Biographie[modifier | modifier le code]

Albert Jean-Baptiste François Joseph Châtelet est le fils de François Châtelet, instituteur, et de Marie Lefebvre[1].

Ses études à l'école primaire ont lieu dans la classe unique de son père, où se trouvent 51 élèves[2]. Puis il devient interne au collège de Saint-Pol-sur-Ternoise. Il se montre brillant élève, cumulant les 1ers prix d'orthographe, de composition française, sciences, histoire , géographie, récitation, diction, et même chaque année un prix de « devoir de vacances »[2].

Il saute la classe de seconde et entre en classe de rhétorique. Après la première partie du baccalauréat, il est admis en classe de mathématique élémentaire. L'élève « très bien doué qui donne les plus grandes espérances », selon son professeur de physique, obtient un 5e accessit de mathématiques au concours général des lycées et collèges[2].

Malgré les hautes fonctions qu'il va occuper au cours de sa carrière, Albert Châtelet ne va pas oublier le collège où il a effectué sa scolarité ː en 1939, il intervient pour favoriser la construction d'un nouvel établissement après l'incendie qui a ravagé le bâtiment principal de l'ancien, et en 1946, malgré sa nomination en Sorbonne, il préside la distribution des prix du mois de juillet[2].

Après la deuxième partie du baccalauréat, il entre en classes préparatoires au lycée de Douai, qui depuis porte son nom ː lycée Albert-Châtelet.

Il effectue son service militaire d'octobre 1904 à octobre 1905[3]

Entré à l'École normale supérieure en 1905, il est reçu à l'agrégation de mathématiques en 1908[4]. Il bénéficie d'une bourse de recherche à Paris de 1908 à octobre 1911[3].

Albert Châtelet épouse à Versailles le 17 août 1909 Reine Céline Marguerite Brey[1]. Le couple aura sept enfants[5].

Il est nommé professeur de lycée à Tours en octobre 1911 et le demeure jusqu'en janvier 1913.

Docteur es sciences en 1913, il devient maître de conférences de mécanique à Toulouse, de janvier 1913 à août 1914[3].

Albert Châtelet est mobilisé en 1914, et passe toute la première guerre mondiale sous les drapeaux jusqu'en février 1919[3], officier de réserve au service de santé, également adjoint à l'ingénieur en chef d'artillerie chargé de questions de balistique[6].

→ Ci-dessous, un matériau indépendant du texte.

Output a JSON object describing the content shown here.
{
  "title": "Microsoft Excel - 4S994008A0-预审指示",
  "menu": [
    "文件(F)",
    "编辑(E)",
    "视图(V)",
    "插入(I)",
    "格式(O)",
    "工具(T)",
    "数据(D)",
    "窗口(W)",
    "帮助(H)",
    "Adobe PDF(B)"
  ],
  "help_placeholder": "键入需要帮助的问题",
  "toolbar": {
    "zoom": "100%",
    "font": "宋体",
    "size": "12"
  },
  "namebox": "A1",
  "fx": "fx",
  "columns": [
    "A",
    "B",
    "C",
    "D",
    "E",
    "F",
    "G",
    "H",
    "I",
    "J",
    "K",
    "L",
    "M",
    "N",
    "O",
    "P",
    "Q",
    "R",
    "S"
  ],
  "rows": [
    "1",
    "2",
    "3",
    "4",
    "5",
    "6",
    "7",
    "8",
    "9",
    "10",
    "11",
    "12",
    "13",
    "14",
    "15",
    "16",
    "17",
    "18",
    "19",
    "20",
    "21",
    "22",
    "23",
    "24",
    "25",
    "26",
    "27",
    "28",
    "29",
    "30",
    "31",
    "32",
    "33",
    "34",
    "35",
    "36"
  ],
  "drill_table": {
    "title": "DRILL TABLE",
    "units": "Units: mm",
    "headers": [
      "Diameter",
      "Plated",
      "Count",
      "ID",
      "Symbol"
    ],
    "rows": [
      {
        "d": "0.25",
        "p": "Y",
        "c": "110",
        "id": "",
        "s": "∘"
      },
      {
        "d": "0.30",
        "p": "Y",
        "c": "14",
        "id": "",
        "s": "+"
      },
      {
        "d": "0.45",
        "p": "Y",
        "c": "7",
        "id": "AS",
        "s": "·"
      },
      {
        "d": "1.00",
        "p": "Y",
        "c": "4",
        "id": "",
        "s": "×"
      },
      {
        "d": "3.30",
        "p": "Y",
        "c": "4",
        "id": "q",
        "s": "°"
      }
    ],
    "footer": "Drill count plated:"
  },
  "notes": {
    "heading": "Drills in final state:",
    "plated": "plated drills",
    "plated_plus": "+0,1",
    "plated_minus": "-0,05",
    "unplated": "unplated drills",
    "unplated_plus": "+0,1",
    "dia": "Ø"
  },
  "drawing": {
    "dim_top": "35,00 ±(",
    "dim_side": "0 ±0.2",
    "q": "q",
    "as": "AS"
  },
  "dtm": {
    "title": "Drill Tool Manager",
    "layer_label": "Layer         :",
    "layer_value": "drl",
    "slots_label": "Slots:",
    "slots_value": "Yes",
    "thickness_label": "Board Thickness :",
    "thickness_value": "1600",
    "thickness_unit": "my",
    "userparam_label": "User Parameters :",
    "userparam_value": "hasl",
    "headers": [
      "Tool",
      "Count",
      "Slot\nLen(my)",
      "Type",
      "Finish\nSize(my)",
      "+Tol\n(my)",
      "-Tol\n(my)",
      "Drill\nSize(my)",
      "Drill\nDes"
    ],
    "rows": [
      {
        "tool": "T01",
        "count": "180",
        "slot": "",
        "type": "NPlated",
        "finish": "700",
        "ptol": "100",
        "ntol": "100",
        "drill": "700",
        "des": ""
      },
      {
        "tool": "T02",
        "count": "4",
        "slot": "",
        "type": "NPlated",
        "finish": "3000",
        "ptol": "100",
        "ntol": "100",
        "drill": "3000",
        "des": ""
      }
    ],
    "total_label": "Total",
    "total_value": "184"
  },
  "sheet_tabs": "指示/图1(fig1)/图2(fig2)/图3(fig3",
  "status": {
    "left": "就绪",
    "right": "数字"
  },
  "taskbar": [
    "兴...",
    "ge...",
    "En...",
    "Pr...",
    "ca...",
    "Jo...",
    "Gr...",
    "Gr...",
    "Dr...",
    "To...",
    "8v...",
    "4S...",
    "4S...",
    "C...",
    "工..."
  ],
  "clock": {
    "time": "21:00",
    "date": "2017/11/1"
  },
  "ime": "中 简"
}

En février 1919, démobilisé, il est nommé maître de conférences à Lille et le demeure jusqu'en janvier 1920. En plus de son service à la Faculté des sciences de Lille, il est chargé d'un cours de mathématiques spéciales à l'Institut industriel du Nord (École centrale de Lille)[7],[8]. Il devient ensuite le 16 janvier 1920 professeur titulaire de mathématiques générales puis professeur de mécanique rationnelle et doyen de la faculté des sciences de Lille en 1921.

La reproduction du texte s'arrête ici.